How disabled people will be targeted
Disabled people have long been used as a test case for systems of control—and in authoritarian regimes, they are often first to lose rights. Here's what to watch for:
- Disease registries and tracking systems: Under the guise of efficiency or public health, expect expanded use of federal and state databases to log medical diagnoses. These may be tied to ID systems, employment, or benefit eligibility.
- Insurance caps and care denial: Already underway, expect rising momentum to reintroduce lifetime limits and caps on medical coverage, with chronically ill and disabled people deprioritized for expensive care.

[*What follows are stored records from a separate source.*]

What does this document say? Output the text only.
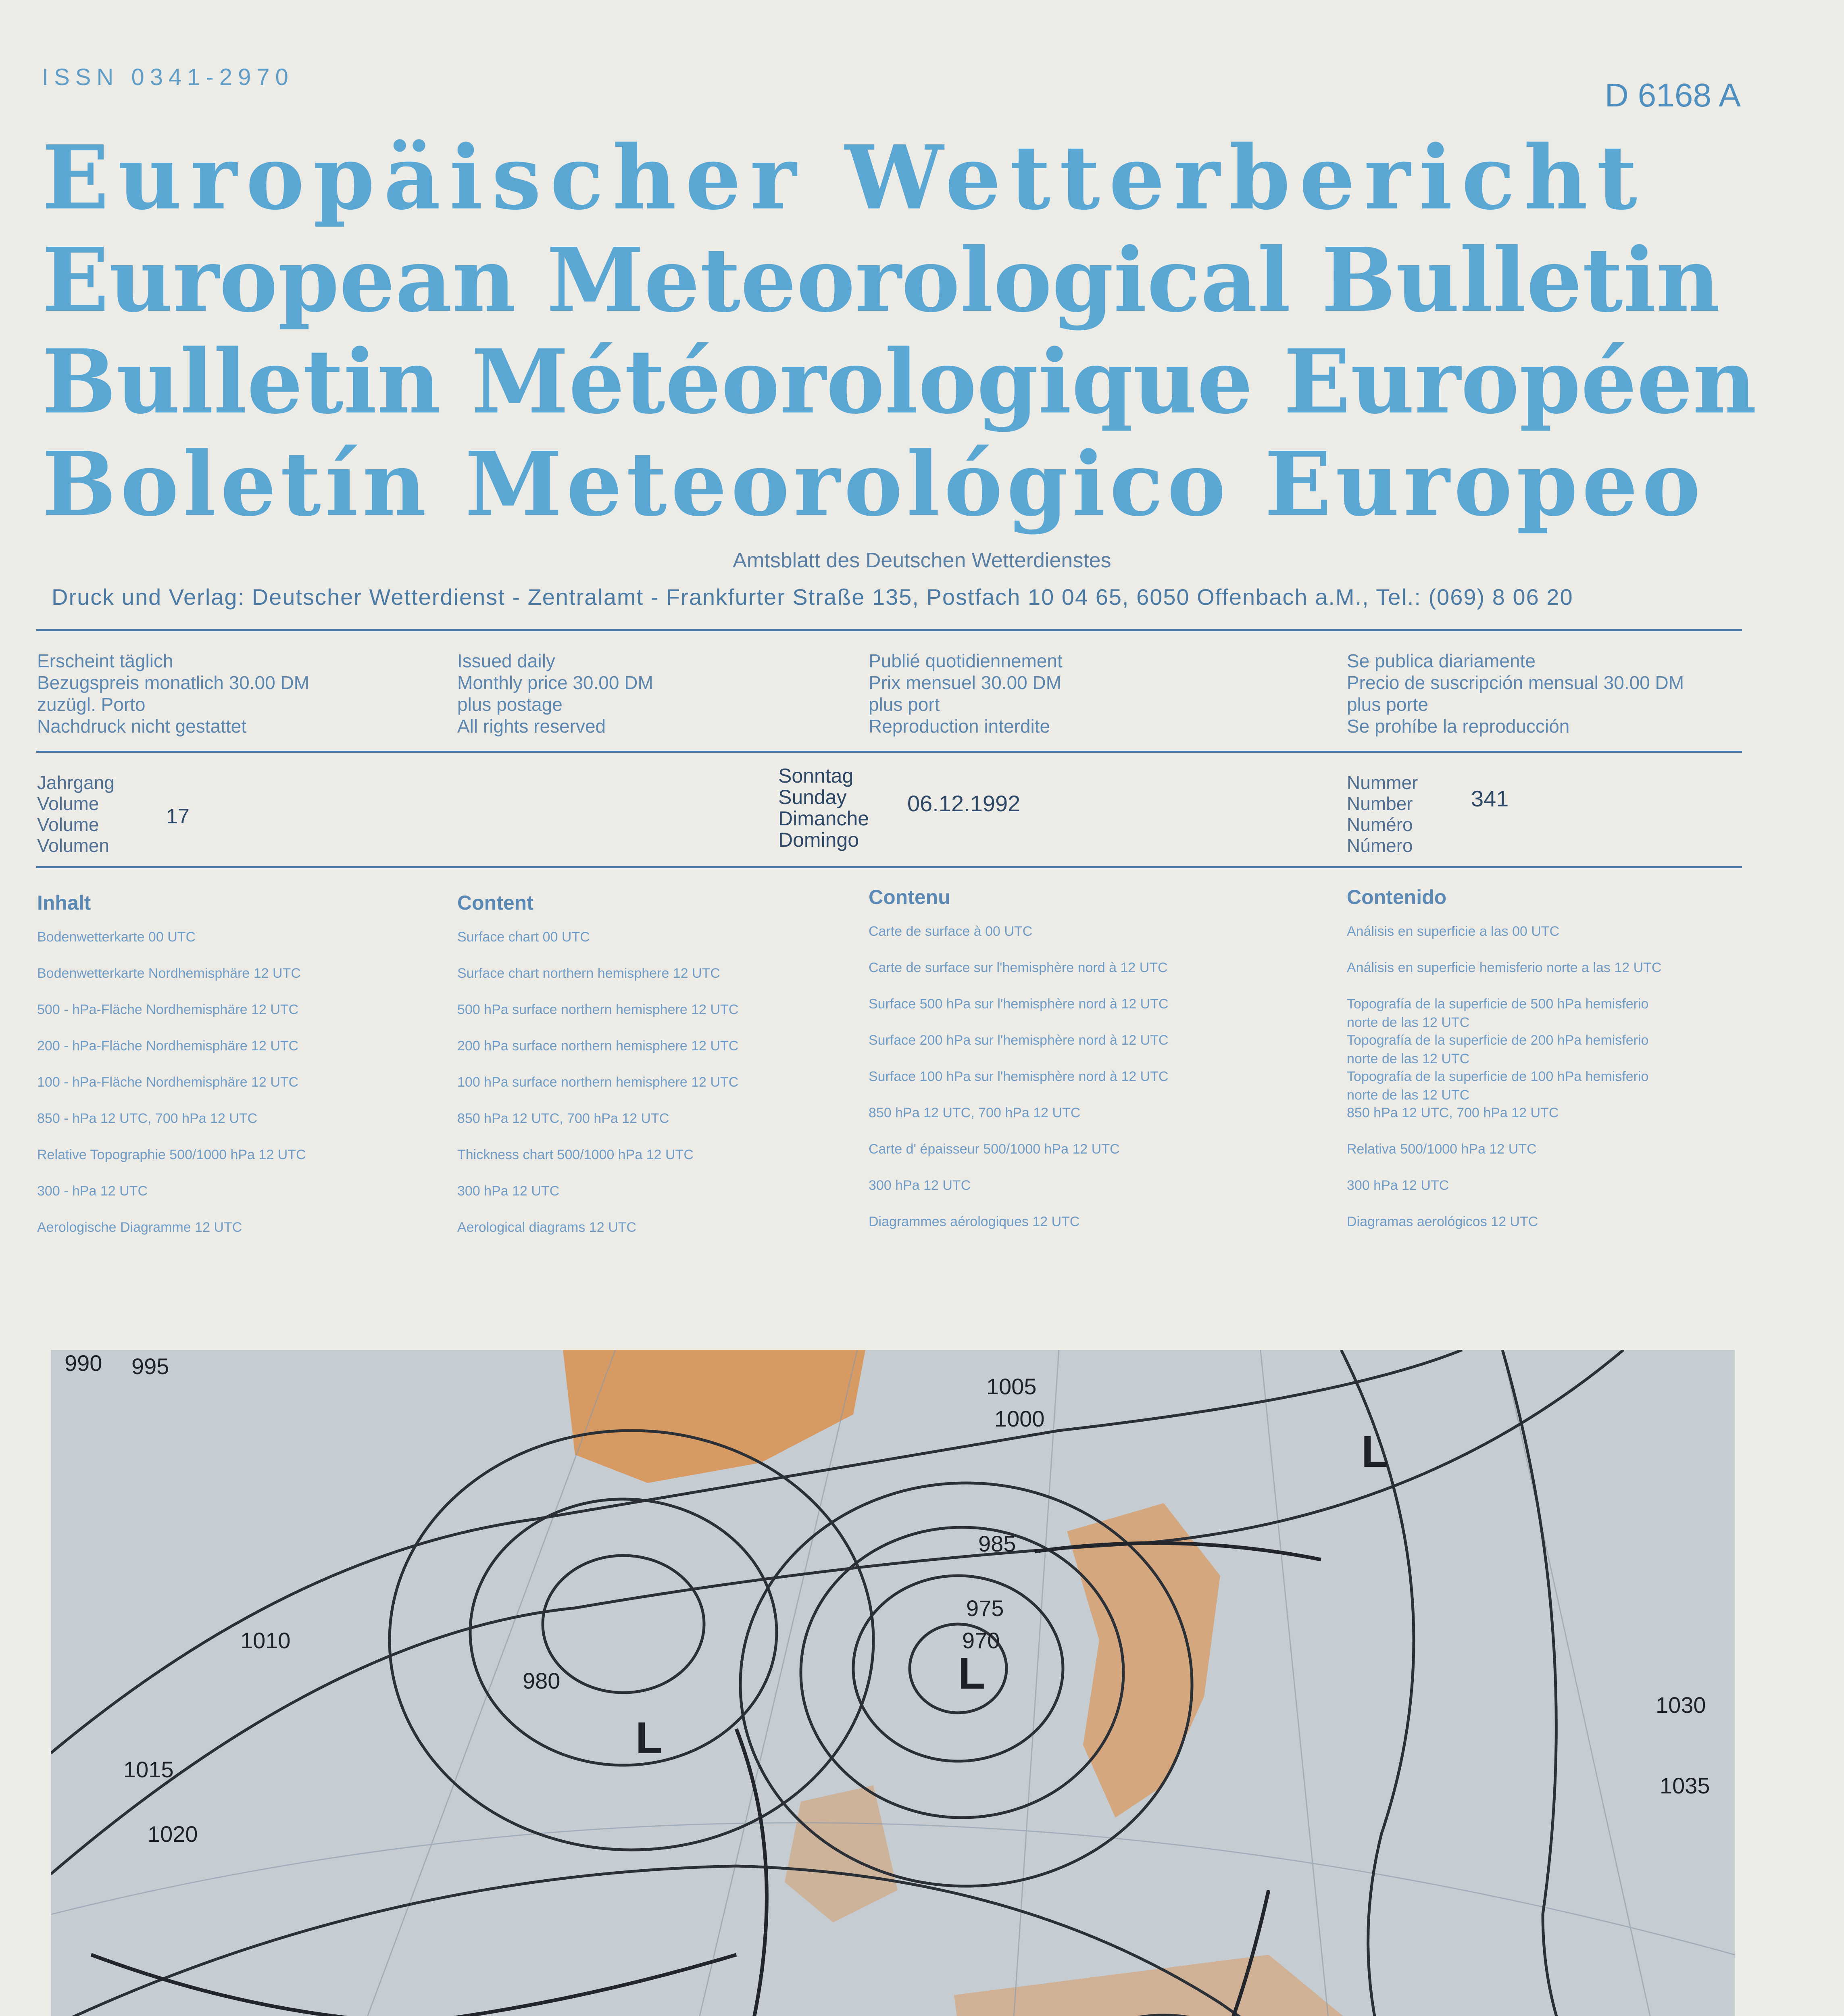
ISSN 0341-2970	D 6168 A
Europäischer Wetterbericht
European Meteorological Bulletin
Bulletin Météorologique Européen
Boletín Meteorológico Europeo
Amtsblatt des Deutschen Wetterdienstes
Druck und Verlag: Deutscher Wetterdienst - Zentralamt - Frankfurter Straße 135, Postfach 10 04 65, 6050 Offenbach a.M., Tel.: (069) 8 06 20
Erscheint täglich
Bezugspreis monatlich 30.00 DM
zuzügl. Porto
Nachdruck nicht gestattet
Issued daily
Monthly price 30.00 DM
plus postage
All rights reserved
Publié quotidiennement
Prix mensuel 30.00 DM
plus port
Reproduction interdite
Se publica diariamente
Precio de suscripción mensual 30.00 DM
plus porte
Se prohíbe la reproducción
Jahrgang
Volume
Volume
Volumen
17
Sonntag
Sunday
Dimanche
Domingo
06.12.1992
Nummer
Number
Numéro
Número
341
Inhalt
Bodenwetterkarte 00 UTC
Bodenwetterkarte Nordhemisphäre 12 UTC
500 - hPa-Fläche Nordhemisphäre 12 UTC
200 - hPa-Fläche Nordhemisphäre 12 UTC
100 - hPa-Fläche Nordhemisphäre 12 UTC
850 - hPa 12 UTC, 700 hPa 12 UTC
Relative Topographie 500/1000 hPa 12 UTC
300 - hPa 12 UTC
Aerologische Diagramme 12 UTC
Content
Surface chart 00 UTC
Surface chart northern hemisphere 12 UTC
500 hPa surface northern hemisphere 12 UTC
200 hPa surface northern hemisphere 12 UTC
100 hPa surface northern hemisphere 12 UTC
850 hPa 12 UTC, 700 hPa 12 UTC
Thickness chart 500/1000 hPa 12 UTC
300 hPa 12 UTC
Aerological diagrams 12 UTC
Contenu
Carte de surface à 00 UTC
Carte de surface sur l'hemisphère nord à 12 UTC
Surface 500 hPa sur l'hemisphère nord à 12 UTC
Surface 200 hPa sur l'hemisphère nord à 12 UTC
Surface 100 hPa sur l'hemisphère nord à 12 UTC
850 hPa 12 UTC, 700 hPa 12 UTC
Carte d' épaisseur 500/1000 hPa 12 UTC
300 hPa 12 UTC
Diagrammes aérologiques 12 UTC
Contenido
Análisis en superficie a las 00 UTC
Análisis en superficie hemisferio norte a las 12 UTC
Topografía de la superficie de 500 hPa hemisferio
norte de las 12 UTC
Topografía de la superficie de 200 hPa hemisferio
norte de las 12 UTC
Topografía de la superficie de 100 hPa hemisferio
norte de las 12 UTC
850 hPa 12 UTC, 700 hPa 12 UTC
Relativa 500/1000 hPa 12 UTC
300 hPa 12 UTC
Diagramas aerológicos 12 UTC
990 995
1000
1005
1010
1015
1020
1030
1035
985
980
975
970
L
L
L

- Pre-existing condition clauses: Legal protections under the ACA may be dismantled through executive action or budget defunding, pricing people with chronic illness out of coverage.
- ADA rollbacks: Watch for quiet deregulation—scaling back enforcement, redefining “reasonable accommodation,” or removing protections from digital spaces.
- Disability deemed ‘nonproductive’: Authoritarian systems often label people with visible or complex disabilities as burdens. If a productivity-based value system is adopted, disabled people may be denied access to housing, education, or public services.
Historical analog: Under Nazi Germany’s Aktion T4 program, disabled people were among the first targets for medical exclusion, sterilization, and euthanasia. What began as quiet bureaucracy became systemic violence.